Is Titus 3:4-7 the best summary statement of the soteriology of the New Testament? I would say 'the theology of the NT' but it doesn't mention Gentile-inclusion. Yet if we're talking strictly soteriology, this seems to pretty much cover it all--

4 But when the goodness and loving kindness of God our Savior appeared, 5 he saved us, not because of works done by us in righteousness, but according to his own mercy, by the washing of regeneration and renewal of the Holy Spirit, 6 whom he poured out on us richly through Jesus Christ our Savior, 7 so that being justified by his grace we might become heirs according to the hope of eternal life.

And, stepping even further back, is there a better summary statement of what the whole Bible is about than Ephesians 1:7-10, particularly v. 10?

7 In him we have redemption through his blood, the forgiveness of our trespasses, according to the riches of his grace, 8 which he lavished upon us, in all wisdom and insight 9 making known to us the mystery of his will, according to his purpose, which he set forth in Christ 10 as a plan for the fullness of time, to unite [anakephalaiosasthai - to sum up, recapitulate, gather together, organically synthesize, bring under a single head/kephalos; see Rom 13:9!] all things in him, things in heaven and things on earth.


Jack Parrish said...

Dane, the Titus scripture is womderful. How would you compare it with Col. 1:15-20? Jack

Dane Ortlund said...

Thanks for the comment Jack, good to hear from you.

Col 1:15-20 is certainly a pillar NT text. Along with Phil 2:6-11 and Heb 1:1-4 it is especially crucial for christology. I wouldn't say it's crucial for soteriology (except derivatively). I.e. it is a magnificent statement about Christ but doesn't directly address salvation.
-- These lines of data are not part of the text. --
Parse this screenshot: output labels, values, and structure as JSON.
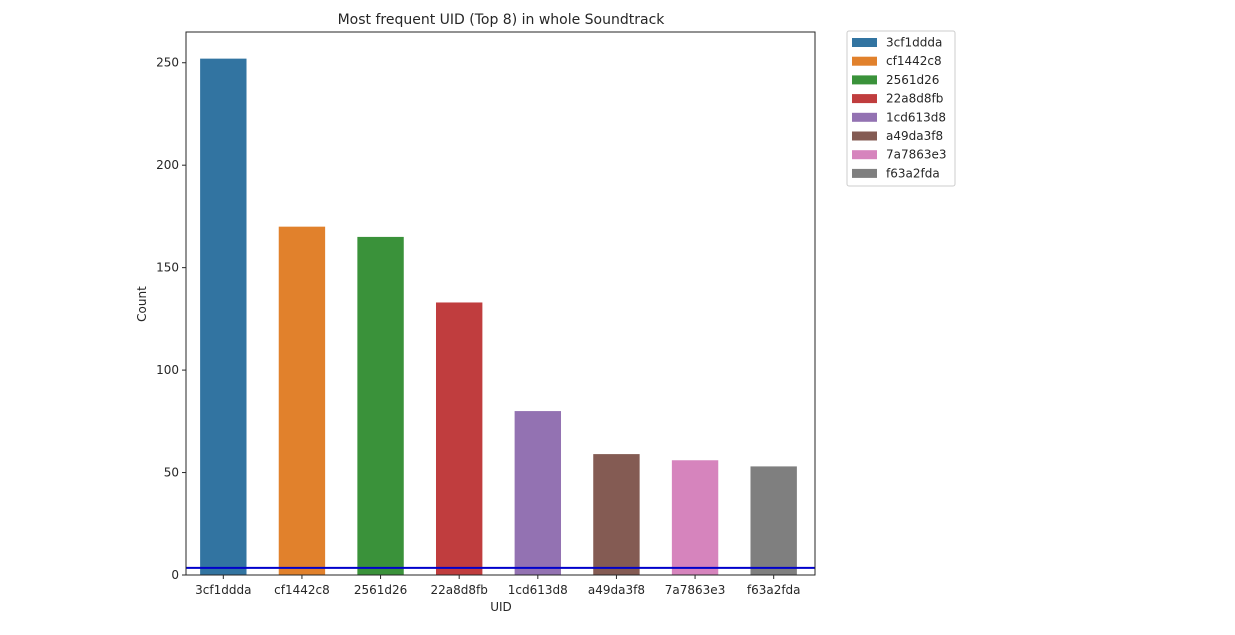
{
  "chart_data": {
    "type": "bar",
    "title": "Most frequent UID (Top 8) in whole Soundtrack",
    "xlabel": "UID",
    "ylabel": "Count",
    "categories": [
      "3cf1ddda",
      "cf1442c8",
      "2561d26",
      "22a8d8fb",
      "1cd613d8",
      "a49da3f8",
      "7a7863e3",
      "f63a2fda"
    ],
    "values": [
      252,
      170,
      165,
      133,
      80,
      59,
      56,
      53
    ],
    "colors": [
      "#3274a1",
      "#e1812c",
      "#3a923a",
      "#c03d3e",
      "#9372b2",
      "#845b53",
      "#d684bd",
      "#7f7f7f"
    ],
    "ylim": [
      0,
      265
    ],
    "yticks": [
      0,
      50,
      100,
      150,
      200,
      250
    ],
    "hline": {
      "y": 3.5,
      "color": "#0000cc"
    },
    "legend": {
      "placement": "outside-top-right",
      "entries": [
        "3cf1ddda",
        "cf1442c8",
        "2561d26",
        "22a8d8fb",
        "1cd613d8",
        "a49da3f8",
        "7a7863e3",
        "f63a2fda"
      ]
    },
    "grid": false
  }
}
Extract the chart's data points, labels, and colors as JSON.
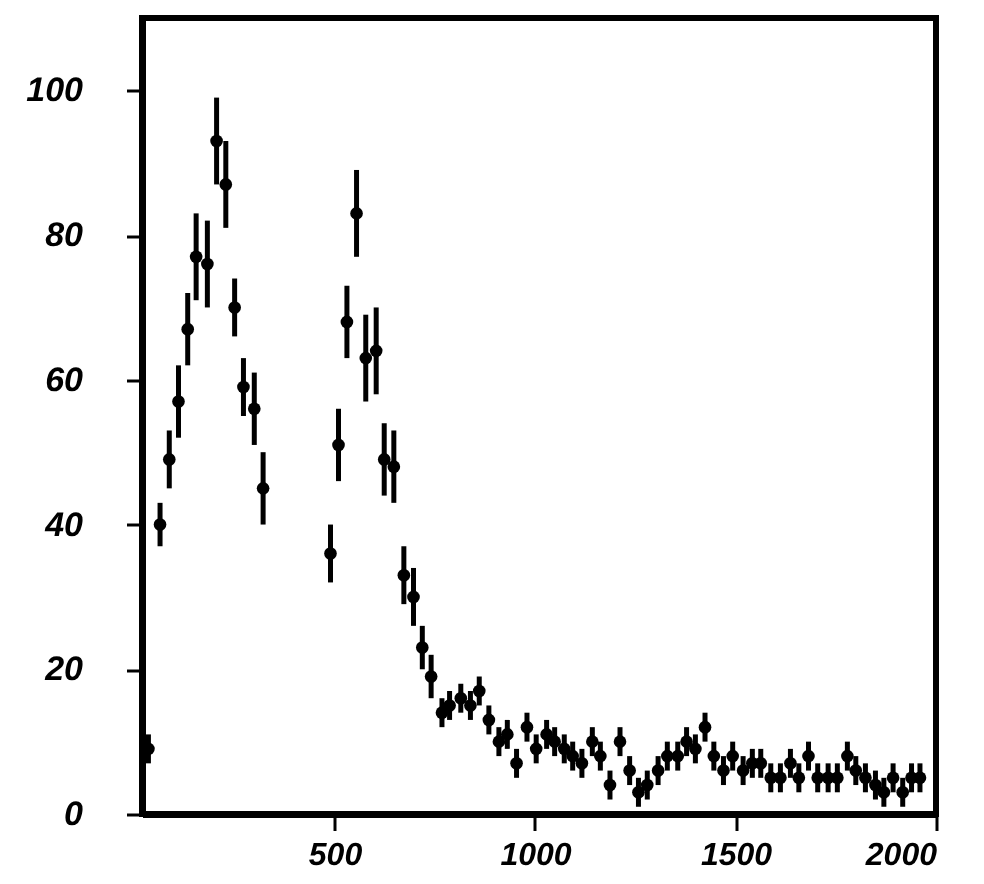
{
  "chart_data": {
    "type": "scatter",
    "marker": "circle",
    "xlim": [
      20,
      2000
    ],
    "ylim": [
      0,
      110
    ],
    "xticks": [
      500,
      1000,
      1500,
      2000
    ],
    "yticks": [
      0,
      20,
      40,
      60,
      80,
      100
    ],
    "grid": false,
    "x": [
      36,
      65,
      88,
      111,
      134,
      155,
      183,
      206,
      229,
      251,
      273,
      300,
      322,
      490,
      510,
      531,
      555,
      578,
      604,
      624,
      648,
      673,
      697,
      719,
      741,
      768,
      787,
      815,
      839,
      861,
      885,
      910,
      931,
      954,
      980,
      1003,
      1029,
      1049,
      1073,
      1094,
      1117,
      1143,
      1163,
      1187,
      1212,
      1236,
      1258,
      1280,
      1307,
      1330,
      1356,
      1378,
      1400,
      1424,
      1446,
      1470,
      1493,
      1519,
      1542,
      1563,
      1588,
      1612,
      1637,
      1658,
      1682,
      1705,
      1731,
      1754,
      1779,
      1800,
      1824,
      1849,
      1870,
      1893,
      1917,
      1939,
      1960
    ],
    "series": [
      {
        "color": "#000000",
        "values": [
          9,
          40,
          49,
          57,
          67,
          77,
          76,
          93,
          87,
          70,
          59,
          56,
          45,
          36,
          51,
          68,
          83,
          63,
          64,
          49,
          48,
          33,
          30,
          23,
          19,
          14,
          15,
          16,
          15,
          17,
          13,
          10,
          11,
          7,
          12,
          9,
          11,
          10,
          9,
          8,
          7,
          10,
          8,
          4,
          10,
          6,
          3,
          4,
          6,
          8,
          8,
          10,
          9,
          12,
          8,
          6,
          8,
          6,
          7,
          7,
          5,
          5,
          7,
          5,
          8,
          5,
          5,
          5,
          8,
          6,
          5,
          4,
          3,
          5,
          3,
          5,
          5
        ],
        "errors": [
          2,
          3,
          4,
          5,
          5,
          6,
          6,
          6,
          6,
          4,
          4,
          5,
          5,
          4,
          5,
          5,
          6,
          6,
          6,
          5,
          5,
          4,
          4,
          3,
          3,
          2,
          2,
          2,
          2,
          2,
          2,
          2,
          2,
          2,
          2,
          2,
          2,
          2,
          2,
          2,
          2,
          2,
          2,
          2,
          2,
          2,
          2,
          2,
          2,
          2,
          2,
          2,
          2,
          2,
          2,
          2,
          2,
          2,
          2,
          2,
          2,
          2,
          2,
          2,
          2,
          2,
          2,
          2,
          2,
          2,
          2,
          2,
          2,
          2,
          2,
          2,
          2
        ]
      }
    ]
  }
}
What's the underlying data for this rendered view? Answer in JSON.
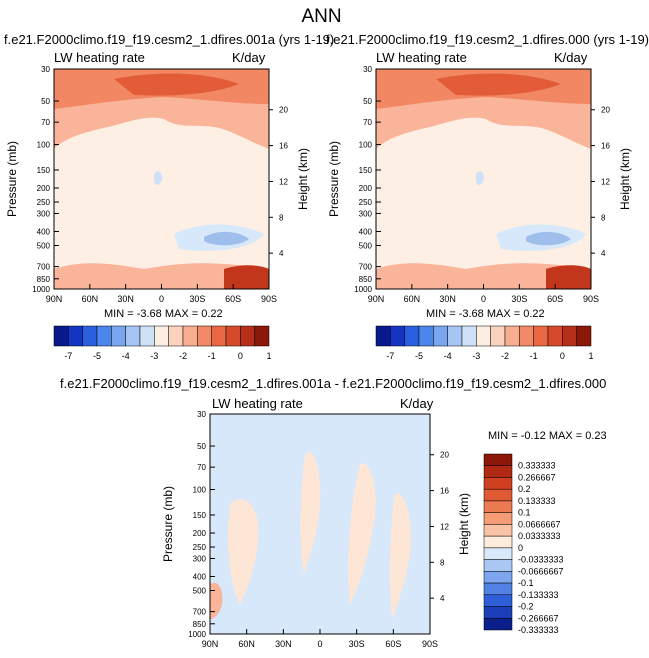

We might do well to remember that on the one hand, of course, every jot and tittle of the Bible is God breathed. The greetings at the end of Paul's letters are inspired Scripture, to be reverently received and pored over. Still, some texts, like Col 1 or Titus 3, are explosions of concentrated orthodoxology. You're right to draw attention to Col 1.

Jack Parrish said...

It seems that Eph.2:14-17 is a follow on clarification of 1:7-10. It is absolutely marvelous that Christ, preaching peace to those far away (gentiles)and those near (Jews)proceeds to make of the two one mew man, in Christ; a NEW MAN who is neither Jew nor gentile and is not far away or near but IN CHRIST,thus making peace and thus reconciling both to God thru the cross.